Autonomous technology, however, is not a foreign concept to the global mining sector. Self-driving trucks and autonomous muckers and drillers are employed on site at almost all large mining operations. Drones are also utilised more for topography mapping and capturing images of inaccessible areas of the mine. Remote vein miners (RVMs) are being developed to eliminate the need to drill and blast to excavate rock—potentially reducing rock stress that can lead to seismic events.
With the shift towards robotics already taking place, albeit slowly, a full transition does not mean the end of a human mining workforce. Rather, it indicates an inevitable move towards a demand for reskilling.
Traditional operational positions such as drilling, blasting, and driving won’t escape downsizing, but will be replaced by demand for remote operators and maintenance personnel to create the new version of the miner.
What BDO sees emerging are digital mining jobs such as engineers, software developers, and data processing and data analytics specialists, which will attract “the technologically savvy millennial workforce”.
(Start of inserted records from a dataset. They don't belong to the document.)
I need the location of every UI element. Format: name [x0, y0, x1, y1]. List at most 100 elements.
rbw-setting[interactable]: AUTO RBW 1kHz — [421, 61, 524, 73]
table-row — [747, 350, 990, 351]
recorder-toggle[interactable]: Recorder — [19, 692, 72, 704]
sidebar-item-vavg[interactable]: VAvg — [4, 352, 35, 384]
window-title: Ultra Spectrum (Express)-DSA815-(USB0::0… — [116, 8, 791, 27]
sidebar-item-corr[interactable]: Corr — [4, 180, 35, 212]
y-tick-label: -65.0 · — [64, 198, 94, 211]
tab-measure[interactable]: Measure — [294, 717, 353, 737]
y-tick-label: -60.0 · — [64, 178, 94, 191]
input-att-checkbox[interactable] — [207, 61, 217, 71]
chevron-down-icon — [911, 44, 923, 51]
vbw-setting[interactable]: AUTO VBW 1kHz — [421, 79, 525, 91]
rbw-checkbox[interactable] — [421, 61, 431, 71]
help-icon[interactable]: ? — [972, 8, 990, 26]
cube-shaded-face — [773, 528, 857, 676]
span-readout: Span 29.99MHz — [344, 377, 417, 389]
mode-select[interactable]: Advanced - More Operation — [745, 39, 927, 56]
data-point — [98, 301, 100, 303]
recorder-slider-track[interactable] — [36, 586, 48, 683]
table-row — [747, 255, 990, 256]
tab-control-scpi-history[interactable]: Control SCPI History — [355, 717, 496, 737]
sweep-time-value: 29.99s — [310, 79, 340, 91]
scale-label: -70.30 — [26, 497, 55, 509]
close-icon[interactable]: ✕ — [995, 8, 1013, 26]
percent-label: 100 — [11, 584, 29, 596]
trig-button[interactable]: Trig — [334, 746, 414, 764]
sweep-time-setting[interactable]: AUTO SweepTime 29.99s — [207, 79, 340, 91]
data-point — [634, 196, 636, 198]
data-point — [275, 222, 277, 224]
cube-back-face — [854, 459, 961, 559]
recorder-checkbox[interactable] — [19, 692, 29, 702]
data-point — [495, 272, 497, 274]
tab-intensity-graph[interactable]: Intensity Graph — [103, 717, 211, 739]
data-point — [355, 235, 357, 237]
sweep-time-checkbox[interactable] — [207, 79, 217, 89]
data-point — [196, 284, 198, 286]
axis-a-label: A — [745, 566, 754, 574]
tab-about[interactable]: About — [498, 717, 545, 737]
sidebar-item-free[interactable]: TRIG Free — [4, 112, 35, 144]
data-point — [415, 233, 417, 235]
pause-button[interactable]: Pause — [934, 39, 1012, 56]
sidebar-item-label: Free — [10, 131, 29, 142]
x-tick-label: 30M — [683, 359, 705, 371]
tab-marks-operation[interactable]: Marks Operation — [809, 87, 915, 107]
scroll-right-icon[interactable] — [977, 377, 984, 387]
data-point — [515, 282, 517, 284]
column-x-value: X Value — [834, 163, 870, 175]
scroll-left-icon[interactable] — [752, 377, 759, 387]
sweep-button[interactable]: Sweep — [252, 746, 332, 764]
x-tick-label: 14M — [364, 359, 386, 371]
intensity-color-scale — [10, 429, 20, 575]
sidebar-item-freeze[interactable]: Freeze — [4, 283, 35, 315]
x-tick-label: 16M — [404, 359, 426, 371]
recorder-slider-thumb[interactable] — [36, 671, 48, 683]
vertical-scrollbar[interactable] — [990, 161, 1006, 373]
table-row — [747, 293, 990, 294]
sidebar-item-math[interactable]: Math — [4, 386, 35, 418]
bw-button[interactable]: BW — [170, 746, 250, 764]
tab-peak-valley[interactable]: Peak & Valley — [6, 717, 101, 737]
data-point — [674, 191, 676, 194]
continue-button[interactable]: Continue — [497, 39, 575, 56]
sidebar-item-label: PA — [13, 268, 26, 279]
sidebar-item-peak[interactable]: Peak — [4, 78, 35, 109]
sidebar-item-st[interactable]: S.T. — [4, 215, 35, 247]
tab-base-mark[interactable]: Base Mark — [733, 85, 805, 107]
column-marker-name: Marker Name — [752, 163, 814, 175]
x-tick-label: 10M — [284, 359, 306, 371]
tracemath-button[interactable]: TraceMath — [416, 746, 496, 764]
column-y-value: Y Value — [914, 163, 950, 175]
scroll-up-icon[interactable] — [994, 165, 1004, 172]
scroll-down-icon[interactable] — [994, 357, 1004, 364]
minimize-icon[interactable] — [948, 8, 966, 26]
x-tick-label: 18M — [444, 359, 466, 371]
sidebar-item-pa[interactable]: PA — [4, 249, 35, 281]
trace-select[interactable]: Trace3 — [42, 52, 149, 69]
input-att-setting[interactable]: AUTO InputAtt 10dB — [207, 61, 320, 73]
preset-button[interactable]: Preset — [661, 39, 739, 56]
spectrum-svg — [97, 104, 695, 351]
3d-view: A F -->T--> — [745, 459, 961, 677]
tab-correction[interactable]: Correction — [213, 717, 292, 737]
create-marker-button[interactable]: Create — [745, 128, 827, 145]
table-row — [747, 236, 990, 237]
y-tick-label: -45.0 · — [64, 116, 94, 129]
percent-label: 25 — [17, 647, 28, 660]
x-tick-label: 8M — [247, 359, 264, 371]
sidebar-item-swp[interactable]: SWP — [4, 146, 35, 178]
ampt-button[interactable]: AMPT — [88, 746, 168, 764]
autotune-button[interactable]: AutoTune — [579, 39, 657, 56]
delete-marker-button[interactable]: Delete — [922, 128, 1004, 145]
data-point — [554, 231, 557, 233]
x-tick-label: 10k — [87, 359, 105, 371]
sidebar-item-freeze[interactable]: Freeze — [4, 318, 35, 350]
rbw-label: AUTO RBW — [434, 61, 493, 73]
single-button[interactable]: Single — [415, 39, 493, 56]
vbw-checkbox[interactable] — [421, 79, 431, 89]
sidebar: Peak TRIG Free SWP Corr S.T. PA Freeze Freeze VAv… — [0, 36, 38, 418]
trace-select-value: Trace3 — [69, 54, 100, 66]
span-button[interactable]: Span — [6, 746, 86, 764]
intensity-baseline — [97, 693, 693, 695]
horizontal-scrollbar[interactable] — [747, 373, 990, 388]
Although advancements in technology had aided in more sustainable mining methods, the industry is still perceived as being “dirty”, raising many environmental concerns including water and soil contamination; carbon emissions; and impact on local flora and fauna.
BDO predicts that by 2020, pressure from environmental activists will increase. The modern-day activist, however, will not disrupt operations through physical protest, but through a keyboard.
The hacktavists – activtist hackers – are anticipated to issue “at least five Permanent Denial of Service (PDos) cyberattacks on mines around the world”, motivated by eliminating the environmental and social threats they pose.
PDoS attacks are the next generation of Distributed Denial of Service (DDoS) attacks – which temporarily disable operations – and aim for permanent destruction. In a PDoS attack, hackers’ goals include destroying physical equipment and structures, disabling services, and/or wiping out data. For global mining companies in the early stages of harnessing big data, losing seismic and reserves data would be damaging to their ongoing operations.
The key to mitigating the cyber threat will be information sharing. Companies like Goldcorp and a group of Canadian miners have moved to create a joint task force to increase knowledge sharing specific to the real and present cyber warfare dangers to mining assets.
After hackers penetrated Goldcorp’s IT network, stealing troves of data including sensitive financial information, Luis Canepari, Vice President of IT at Goldcorp acknowledged that the event was a “real eyeopener”.
“We were quite frank about what had happened and what we needed to do better”, he said.
“You can’t wrap yourself in a cocoon. Secrecy does not help.”
Cybersecurity risk mitigation plans for mining organisations should focus on: Operational technology; emerging technologies; M&A; third-party management.
Other factors predicted to impact mining include the pursuit of renewables as an energy source – estimated to account for a quarter of global electricity generation in the future; and the introduction of EU’s Conflict Minerals Regulation, effective in 2021.
The regulation is EU’s effort to stem trade in minerals that finance armed conflicts and terror groups, with mining companies expected to establish by 2020, supply chain due diligence for imports of tin, tantalum, tungsten and gold (3TG). The rule aims to ensure European industries use responsibly sourced minerals, stemming proceeds that finance armed conflict in high-risk areas.